I see that Events are not captured in SailPoint since SailPoint didn’t provision or revoke access. And Access history shows for each user and not all the users for the entitlement. How can i get the audit history for the entitlement.
Thanks for the link. This is for any account update or attribute updates. I’m looking for entitlement updates. That too for any specific entitlement. Even if we configure Native update for AD source, we will have lot of triggers since AD account gets updated more frequently with access.
And the entitlements assigned to accounts are an account attribute. When you add an account to a group in AD, the memberOf attribute on the account changes.
You can trigger native change events based on the memberOf attribute being changed
If Modify = True:
a.
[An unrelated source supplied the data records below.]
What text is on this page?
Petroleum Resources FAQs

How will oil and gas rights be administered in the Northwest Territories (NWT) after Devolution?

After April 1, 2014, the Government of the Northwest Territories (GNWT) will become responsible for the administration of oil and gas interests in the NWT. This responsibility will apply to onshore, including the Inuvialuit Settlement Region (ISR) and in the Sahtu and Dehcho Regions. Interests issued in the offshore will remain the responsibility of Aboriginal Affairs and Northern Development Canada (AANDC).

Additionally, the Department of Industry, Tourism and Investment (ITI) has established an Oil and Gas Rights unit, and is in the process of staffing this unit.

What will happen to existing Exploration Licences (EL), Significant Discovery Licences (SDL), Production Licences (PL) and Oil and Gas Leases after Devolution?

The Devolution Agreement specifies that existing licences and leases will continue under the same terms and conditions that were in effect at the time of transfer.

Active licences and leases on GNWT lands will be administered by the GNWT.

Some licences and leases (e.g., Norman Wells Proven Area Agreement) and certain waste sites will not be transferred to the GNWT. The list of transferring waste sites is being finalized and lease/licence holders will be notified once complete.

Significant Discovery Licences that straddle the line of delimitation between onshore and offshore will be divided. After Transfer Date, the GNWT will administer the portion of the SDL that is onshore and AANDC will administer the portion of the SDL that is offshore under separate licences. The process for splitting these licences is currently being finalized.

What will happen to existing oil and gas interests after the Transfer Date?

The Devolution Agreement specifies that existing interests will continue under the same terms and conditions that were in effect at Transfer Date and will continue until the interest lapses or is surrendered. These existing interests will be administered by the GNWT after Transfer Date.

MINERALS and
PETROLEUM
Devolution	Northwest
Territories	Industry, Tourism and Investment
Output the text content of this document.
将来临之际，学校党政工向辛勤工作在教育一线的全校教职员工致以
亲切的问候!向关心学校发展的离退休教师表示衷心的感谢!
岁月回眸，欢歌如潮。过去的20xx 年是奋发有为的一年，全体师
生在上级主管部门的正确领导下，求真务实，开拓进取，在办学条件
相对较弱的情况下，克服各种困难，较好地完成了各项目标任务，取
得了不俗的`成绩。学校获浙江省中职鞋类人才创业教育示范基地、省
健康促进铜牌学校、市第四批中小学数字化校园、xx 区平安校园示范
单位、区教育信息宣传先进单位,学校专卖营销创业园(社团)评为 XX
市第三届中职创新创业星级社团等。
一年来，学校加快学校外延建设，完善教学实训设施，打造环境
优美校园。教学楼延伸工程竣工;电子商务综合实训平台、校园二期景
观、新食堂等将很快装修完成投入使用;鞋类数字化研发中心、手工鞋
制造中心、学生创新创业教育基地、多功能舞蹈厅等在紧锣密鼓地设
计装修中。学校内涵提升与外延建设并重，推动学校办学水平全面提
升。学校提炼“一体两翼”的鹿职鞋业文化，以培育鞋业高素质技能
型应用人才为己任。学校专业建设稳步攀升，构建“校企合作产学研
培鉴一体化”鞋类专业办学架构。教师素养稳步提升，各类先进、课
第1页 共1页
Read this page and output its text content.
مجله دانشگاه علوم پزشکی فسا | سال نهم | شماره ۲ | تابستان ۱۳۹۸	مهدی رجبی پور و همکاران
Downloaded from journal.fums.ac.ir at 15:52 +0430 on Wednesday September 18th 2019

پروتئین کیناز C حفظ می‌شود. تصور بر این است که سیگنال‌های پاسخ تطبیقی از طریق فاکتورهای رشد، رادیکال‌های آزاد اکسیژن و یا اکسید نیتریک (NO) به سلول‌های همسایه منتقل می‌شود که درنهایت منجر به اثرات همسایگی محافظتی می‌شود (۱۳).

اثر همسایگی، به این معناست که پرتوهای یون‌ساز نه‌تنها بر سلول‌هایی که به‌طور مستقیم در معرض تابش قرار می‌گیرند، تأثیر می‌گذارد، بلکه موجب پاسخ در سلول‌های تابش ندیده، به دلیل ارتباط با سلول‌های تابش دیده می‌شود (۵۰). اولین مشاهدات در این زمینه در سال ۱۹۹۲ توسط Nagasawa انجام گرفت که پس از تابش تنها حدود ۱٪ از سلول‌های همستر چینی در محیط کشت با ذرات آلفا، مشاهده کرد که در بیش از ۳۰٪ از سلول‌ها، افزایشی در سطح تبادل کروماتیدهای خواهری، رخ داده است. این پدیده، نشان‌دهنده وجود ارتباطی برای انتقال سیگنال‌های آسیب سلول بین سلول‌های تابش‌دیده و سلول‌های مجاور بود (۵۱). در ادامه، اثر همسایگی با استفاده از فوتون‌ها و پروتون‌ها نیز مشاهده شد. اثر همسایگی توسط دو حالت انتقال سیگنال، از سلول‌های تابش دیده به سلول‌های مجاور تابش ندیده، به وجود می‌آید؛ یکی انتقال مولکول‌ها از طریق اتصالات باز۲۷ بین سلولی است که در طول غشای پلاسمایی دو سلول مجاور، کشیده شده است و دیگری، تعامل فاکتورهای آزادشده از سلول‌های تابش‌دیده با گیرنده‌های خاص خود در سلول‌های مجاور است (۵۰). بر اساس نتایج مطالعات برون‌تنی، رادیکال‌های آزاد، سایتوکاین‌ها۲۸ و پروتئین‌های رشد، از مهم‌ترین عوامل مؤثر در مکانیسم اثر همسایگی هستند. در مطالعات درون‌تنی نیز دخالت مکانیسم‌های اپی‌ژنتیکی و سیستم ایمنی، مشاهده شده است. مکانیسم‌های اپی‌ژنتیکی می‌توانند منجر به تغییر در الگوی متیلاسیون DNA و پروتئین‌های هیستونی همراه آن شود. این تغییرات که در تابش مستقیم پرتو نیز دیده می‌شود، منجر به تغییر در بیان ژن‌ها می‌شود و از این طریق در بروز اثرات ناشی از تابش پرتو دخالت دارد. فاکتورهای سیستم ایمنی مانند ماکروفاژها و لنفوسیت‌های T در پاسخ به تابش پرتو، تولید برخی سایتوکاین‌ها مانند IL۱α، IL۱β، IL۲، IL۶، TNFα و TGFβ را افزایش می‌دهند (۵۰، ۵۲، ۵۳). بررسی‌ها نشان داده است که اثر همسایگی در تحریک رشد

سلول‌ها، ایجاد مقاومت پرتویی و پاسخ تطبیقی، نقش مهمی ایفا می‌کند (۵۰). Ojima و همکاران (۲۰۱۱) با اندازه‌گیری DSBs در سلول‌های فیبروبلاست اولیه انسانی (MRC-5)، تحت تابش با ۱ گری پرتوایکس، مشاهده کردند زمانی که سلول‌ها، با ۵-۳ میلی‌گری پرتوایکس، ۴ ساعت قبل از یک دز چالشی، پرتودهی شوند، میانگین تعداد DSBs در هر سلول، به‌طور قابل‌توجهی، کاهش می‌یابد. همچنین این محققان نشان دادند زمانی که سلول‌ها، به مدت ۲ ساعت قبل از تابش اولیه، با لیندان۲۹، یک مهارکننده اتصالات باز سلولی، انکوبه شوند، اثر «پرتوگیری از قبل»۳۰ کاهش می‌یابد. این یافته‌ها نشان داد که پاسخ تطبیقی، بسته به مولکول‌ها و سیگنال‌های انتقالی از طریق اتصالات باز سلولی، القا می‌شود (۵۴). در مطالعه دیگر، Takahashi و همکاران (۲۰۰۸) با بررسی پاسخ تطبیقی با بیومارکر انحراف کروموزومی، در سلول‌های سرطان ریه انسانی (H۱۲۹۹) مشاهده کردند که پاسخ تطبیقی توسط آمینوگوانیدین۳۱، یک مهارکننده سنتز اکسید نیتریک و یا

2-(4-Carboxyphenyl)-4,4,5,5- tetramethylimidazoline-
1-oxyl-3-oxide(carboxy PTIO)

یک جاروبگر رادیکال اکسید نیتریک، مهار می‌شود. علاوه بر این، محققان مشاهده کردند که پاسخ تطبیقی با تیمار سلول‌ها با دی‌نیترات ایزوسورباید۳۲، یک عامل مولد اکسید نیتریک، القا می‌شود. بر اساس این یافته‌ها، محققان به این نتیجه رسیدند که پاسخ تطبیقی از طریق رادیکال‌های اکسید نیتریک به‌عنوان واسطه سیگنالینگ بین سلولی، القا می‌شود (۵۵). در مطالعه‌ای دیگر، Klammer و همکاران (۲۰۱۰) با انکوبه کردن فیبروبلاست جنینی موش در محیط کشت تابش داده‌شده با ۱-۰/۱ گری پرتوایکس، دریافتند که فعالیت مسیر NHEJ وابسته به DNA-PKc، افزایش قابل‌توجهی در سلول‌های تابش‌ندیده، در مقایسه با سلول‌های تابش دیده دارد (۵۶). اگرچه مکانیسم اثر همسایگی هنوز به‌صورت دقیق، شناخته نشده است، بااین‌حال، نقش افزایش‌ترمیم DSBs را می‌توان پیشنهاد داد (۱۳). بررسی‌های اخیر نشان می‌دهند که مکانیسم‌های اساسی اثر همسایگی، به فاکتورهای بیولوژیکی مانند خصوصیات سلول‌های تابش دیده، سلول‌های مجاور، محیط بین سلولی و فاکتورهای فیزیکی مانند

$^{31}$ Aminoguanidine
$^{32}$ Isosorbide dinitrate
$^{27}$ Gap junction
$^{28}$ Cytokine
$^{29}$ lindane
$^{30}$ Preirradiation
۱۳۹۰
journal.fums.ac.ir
Verify Data Type: Check for memberOf Add
JSONPath: $.trigger.accountRequests[0].attributeRequests[?(@.operation == ‘Add’ && @.attributeName == ‘memberOf’)]
b. Get Variable: Extract the group name (if found)
JSONPath: $.trigger.accountRequests[0].attributeRequests[?(@.operation == ‘Add’ && @.attributeName == ‘memberOf’)].attributeValue
I have never had a chance to try using a nested attribute within the provisioning completed trigger but could be worth a look!